Log:
- We met 4-8:30 pm and read through Neel Nanda’s replication.
- Key insight: The encoder stores representations of features, while the decoder stores the feature directions themselves.
- Key insight: The MLP hidden layer has 75% of it in the null space of the projection W_out. Maybe it’s better/more efficient to train on the post-W_out.
- Key insight: High kurtosis = heavy tails, which indicates a privileged basis, because it means non-normal aka rotation dependent decoder weights.
- Question: What is going on with Neel’s low-frequency features?? It’s the same direction across seeds!
Next todos:
- Read various papers (on own time). Also read about RLHF.
https://github.com/neelnanda-io/1L-Sparse-Autoencoder
- Use Neel’s scrappy code to train a sparse autoencoder for a Pythia-70m model. This should be short! Let’s train it on W_out. Then, put the autoencoder on Hugging Face, and load it in Neel’s colab!! And interpret it, look for chess features.
- We have Thursday, Friday, maybe Saturday, and maybe Monday for Naomi only
- Train on a 6-billion parameter model next (on Friday?).

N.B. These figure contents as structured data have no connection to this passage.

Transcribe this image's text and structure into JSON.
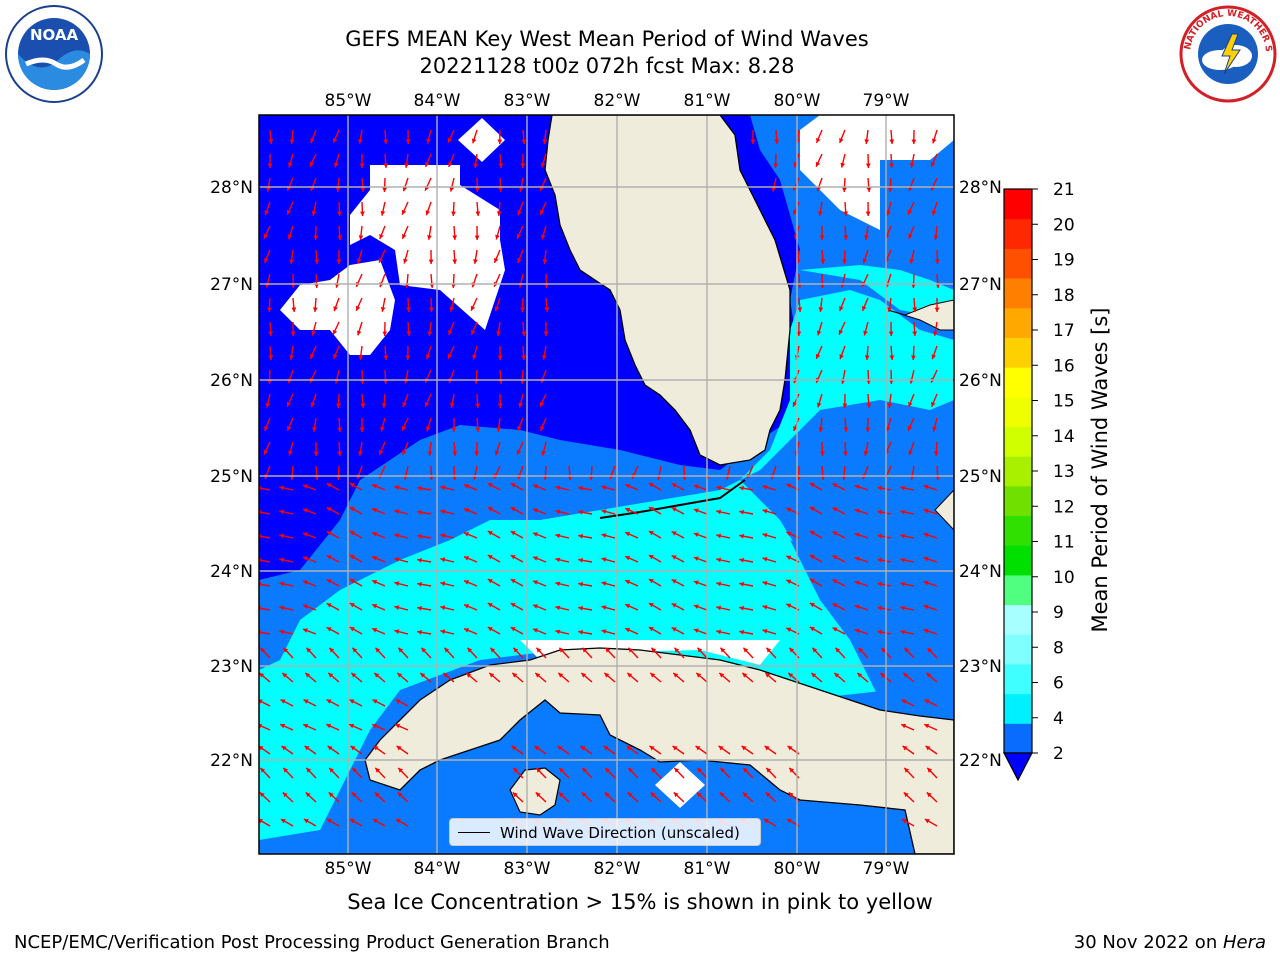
{
  "title": {
    "line1": "GEFS MEAN Key West Mean Period of Wind Waves",
    "line2": "20221128 t00z 072h fcst   Max: 8.28"
  },
  "map": {
    "lon_ticks": [
      "85°W",
      "84°W",
      "83°W",
      "82°W",
      "81°W",
      "80°W",
      "79°W"
    ],
    "lat_ticks": [
      "28°N",
      "27°N",
      "26°N",
      "25°N",
      "24°N",
      "23°N",
      "22°N"
    ],
    "legend_label": "Wind Wave Direction (unscaled)",
    "colors": {
      "ocean_dark": "#0000ff",
      "ocean_mid": "#0a7aff",
      "ocean_cyan": "#00ffff",
      "land": "#efecdc",
      "arrow": "#ff0000",
      "grid": "#b0b0b0"
    }
  },
  "colorbar": {
    "label": "Mean Period of Wind Waves [s]",
    "tick_labels": [
      "21",
      "20",
      "19",
      "18",
      "17",
      "16",
      "15",
      "14",
      "13",
      "12",
      "11",
      "10",
      "9",
      "8",
      "6",
      "4",
      "2"
    ],
    "colors": [
      "#0a6cff",
      "#00f0ff",
      "#40ffff",
      "#80ffff",
      "#a8ffff",
      "#50ff80",
      "#00e000",
      "#30e000",
      "#70e000",
      "#a8f000",
      "#d0ff00",
      "#f0ff00",
      "#ffff00",
      "#ffd000",
      "#ffa800",
      "#ff8000",
      "#ff5000",
      "#ff2800",
      "#ff0000"
    ]
  },
  "footer": {
    "note": "Sea Ice Concentration > 15% is shown in pink to yellow",
    "left": "NCEP/EMC/Verification Post Processing Product Generation Branch",
    "date": "30 Nov 2022 on ",
    "host": "Hera"
  },
  "logos": {
    "noaa_text": "NOAA",
    "nws_text": "NATIONAL WEATHER SERVICE"
  }
}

This might require getting Pro+.
Naomi’s plans:
- Explain why we’re working on sparse autoencoder + RLHF. We want to make an interpretable RLHF. Explain what our ideas are and why we’re working on them.
- Explain the progress we’ve made so far, and why we’re working on it.
- Have opinions about the paper.
- Be prepared to talk about things I’ve done for HAIST. Tell particular details, but for 1.5 minutes. Then tell a different story for 1.5 minutes. High-density interview!